探究ゼミ・プロジェクト〔 学内外と連携し、自由に学ぶ 〕

探究ゼミ

探究ゼミ「文学模擬裁判」進捗

7月から始まった探究ゼミ「文学模擬裁判」。

このゼミは、芥川龍之介の作品『羅生門』について、本文の内容をもとに、当時の時代背景、登場人物の心情、実際の法律など様々なことを参考にしながら、「老婆の着物を盗んだ下人の罪状」を考えるものです。

人知れずゼミを進めてきましたが、ゼミ生の理解促進のためもあり、ここまでどのように話を進めているか、を記しておきます。

『羅生門』の深い読解のためには、当時の時代背景と、下人の人物像を正確に追うことが不可欠です。

時代のモデルとして設定されているのは平安時代ですが、どれくらい大変な時代だったか分かりますか?

本文には「仏像や仏具を打ち砕いて、その丹が付いたり、金銀の箔が付いたりした木を、道端に積み重ねて、薪の料に売っていた」という表現があります。現在の日本では想像もつかないでしょうが、時は平安時代。何につけても科学的な説明はなく、災害が起これば「神の怒り」と言われ、病気になれば医者ではなく僧侶が来る時代です。つまり、仏教に対するおそれや尊敬は、今の比ではなかったはずなのです。そんな時に「仏像や仏具を打ち砕く」というのは、人間の常識や道徳が崩壊するほど、想像以上に荒れた時代だったことが分かります。

そして、下人。

教科書には、「極限状態に置かれた人間の心理」と語られることが多い『羅生門』ですが、本当にそうでしょうか?

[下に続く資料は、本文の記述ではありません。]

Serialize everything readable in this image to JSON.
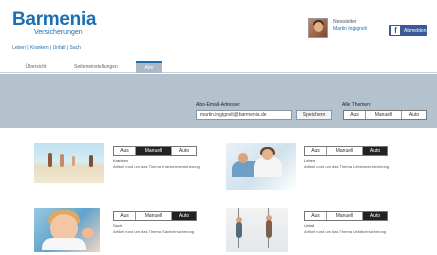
{
  "brand": {
    "name": "Barmenia",
    "sub": "Versicherungen",
    "slogan": "Leben | Kranken | Unfall | Sach"
  },
  "user": {
    "label": "Newsletter",
    "name": "Martin Ingignoli",
    "facebook_label": "Abmelden"
  },
  "tabs": [
    {
      "label": "Übersicht",
      "active": false
    },
    {
      "label": "Seiteneinstellungen",
      "active": false
    },
    {
      "label": "Abo",
      "active": true
    }
  ],
  "subscription": {
    "email_label": "Abo-Email-Adresse:",
    "email_value": "martin.ingignoli@barmenia.de",
    "save_label": "Speichern",
    "all_topics_label": "Alle Themen:",
    "options": [
      "Aus",
      "Manuell",
      "Auto"
    ]
  },
  "topics": [
    {
      "title": "Kranken",
      "description": "Artikel rund um das Thema Krankenversicherung",
      "selected": "Manuell",
      "image": "beach-family"
    },
    {
      "title": "Leben",
      "description": "Artikel rund um das Thema Lebensversicherung",
      "selected": "Auto",
      "image": "couple"
    },
    {
      "title": "Sach",
      "description": "Artikel rund um das Thema Sachversicherung",
      "selected": "Auto",
      "image": "child"
    },
    {
      "title": "Unfall",
      "description": "Artikel rund um das Thema Unfallversicherung",
      "selected": "Auto",
      "image": "climbers"
    }
  ],
  "colors": {
    "brand": "#1c6fb2",
    "toolbar_bg": "#b4c2ce",
    "facebook": "#3b5998",
    "selected_segment": "#222222"
  }
}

下人は、「暇を出されてから(=仕事をくびになってから)4,5日」経っています。この4,5日の間どうしていたかはわかりませんが、満足に食事も摂れていないでしょう。皆さんが同じ状態ならどうしますか?必死で職を探し、食べ物を探しませんか?

しかし、下人は、「羅生門の下で雨やみを待って」います。それも、「ぼんやり、雨の降るのを眺めて」いるのです。その後には、門の上の灯りを気にして門に登ったりしているのです。ここから読み取れるのは、下人の「危機感の無さ」と、「理性よりも本能優先」の姿勢。本文で使われる「感傷的」という意味のフランス語「sentimentalisme」も、「感情で動くタイプの人間」であることを暗示している可能性があるのです。

本当に下人が「極限状態」だったと解釈する場合と、このように「あまり危機感がなく感情優先」で動いているだけだったと解釈する場合では、当然裁判にあたっての前提が変わってきます。

また、下人は、くびになって食べ物もなく、盗みを働くしかないような状態にいるにも関わらず、ずっと刀を持っています。これも物語の上で重要な点です。文章の終盤を見ると、下人は刀をよく使いこなしているように見えませんか?少なくとも、飾りで刀を持っていたわけではないのではないでしょうか。では当然、刀を抜く、というのがどういうことか分かっていたはずです。普段刀を使わない人が抜いたのと、日常的に使い慣れている人が抜いたのとでは、これも大きく前提が変わります。

このような下人像を踏まえて、次の土曜日のゼミでは、老婆像を考えて、下人と老婆が相対した時の両者の心情を考えます。それが、弁護人/裁判官/検察官それぞれのスタンスの違いになるはずです。

12/27(土)の午前中にゼミを追加します。学校が終わったこの時期に、一度ゆっくり、グループ毎に意見を練り上げてほしいと思っています。